The only undeniable facts that we have concerning PETA is that it has only one view about leather and nothing else matters. PETA is not into objectivity, not into honestly reporting on facts or considering facts, and certainly not available to discuss any argument other than its own. Some of us have tried to engage PETA in discussions with the objective of finding common ground, but PETA has always flatly refused any invitation.
However, it is of course a relief that PETA doesn’t want businesses to close. They just want the leather business to convert to what and how PETA dictates. It’s that easy, apparently. So what’s the problem? Sarcasm apart, what PETA wants is that a sustainable industry like the leather sector converts its production and produces alternative materials, which by definition would be either plant-based or petroleum-based. I can relate very much to the need for proper animal welfare and have advocated for that on many occasions, but while we should be more proactive with our suppliers in the meat industry for better animal welfare, PETA must become more realistic and acknowledge that meat is part of the human diet, and people must have the freedom of choice whether to eat meat, vegetables, a vegan diet, or a mix of these.

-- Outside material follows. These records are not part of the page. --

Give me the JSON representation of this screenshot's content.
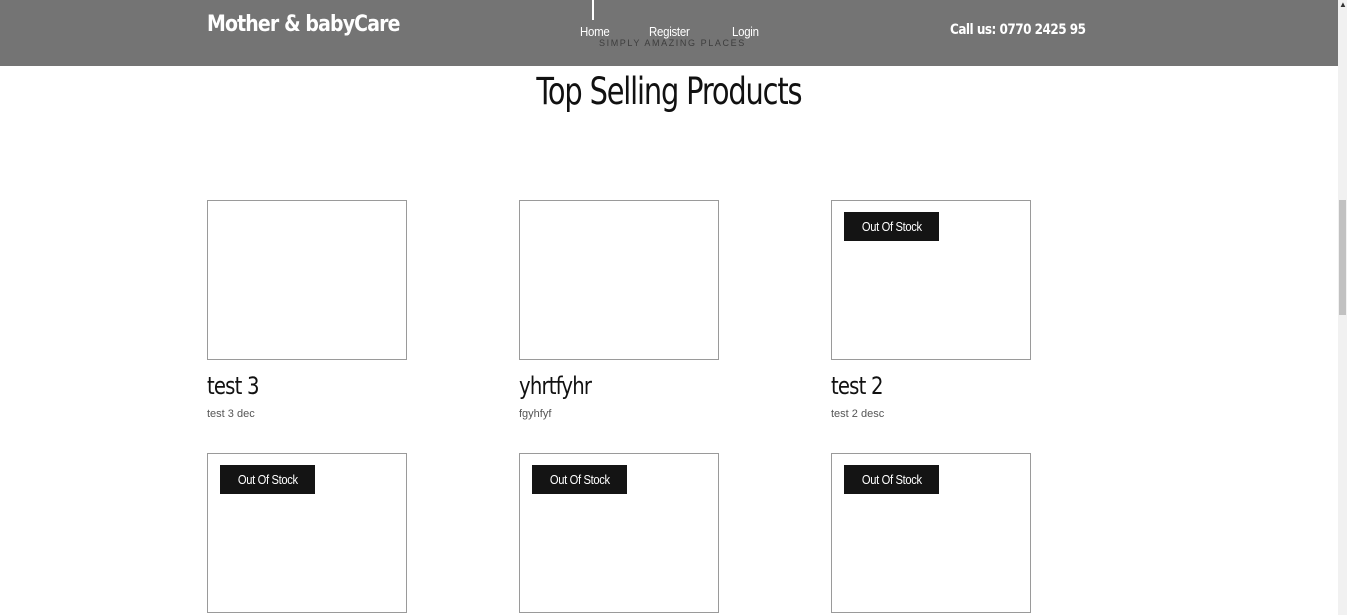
{
  "header": {
    "brand": "Mother & babyCare",
    "nav": [
      "Home",
      "Register",
      "Login"
    ],
    "tagline": "SIMPLY AMAZING PLACES",
    "phone": "Call us: 0770 2425 95"
  },
  "main": {
    "title": "Top Selling Products",
    "products": [
      {
        "name": "test 3",
        "description": "test 3 dec",
        "badge": ""
      },
      {
        "name": "yhrtfyhr",
        "description": "fgyhfyf",
        "badge": ""
      },
      {
        "name": "test 2",
        "description": "test 2 desc",
        "badge": "Out Of Stock"
      },
      {
        "name": "",
        "description": "",
        "badge": "Out Of Stock"
      },
      {
        "name": "",
        "description": "",
        "badge": "Out Of Stock"
      },
      {
        "name": "",
        "description": "",
        "badge": "Out Of Stock"
      }
    ]
  },
  "colors": {
    "header_bg": "#747474",
    "badge_bg": "#141414",
    "text": "#111111"
  }
}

The plant-based materials that could substitute leather-based materials do not have characteristics similar to what leather offers for the daily use of the finished products. Petroleum-based products don’t seem to bother PETA in spite of the proven fact that their production and use are highly polluting. Oil is not a sustainable raw material and once used, it’s gone. Remember, nobody ever found a pair of leather shoes, or a leather bag in the stomach of a whale. Some leather items were found in the stomachs of crocodiles, but that was collateral damage due to the consumption of their owners.
Leather Naturally published a great image in which it shows how many uses there are for the by-products of the cattle-raising industry. Only 42% of cattle is boneless cuts and the remaining 58% provides for a huge variety of products, many of which PETA management and followers are probably using on a daily basis without knowing it, and I am sure that most will riot if they couldn’t buy their medicines, creams, perfumes and the like. Now how many different products can you make from cotton? I was surprised, more or less the same. Therefore, the product range of natural materials like cotton, wool, leather and the like, is similar. All these natural products are sustainable one way or another. It’s the plastics and their derivatives that are not sustainable.
The boneless cut proportion of cattle. The rest can and is used in a variety of sustainable products.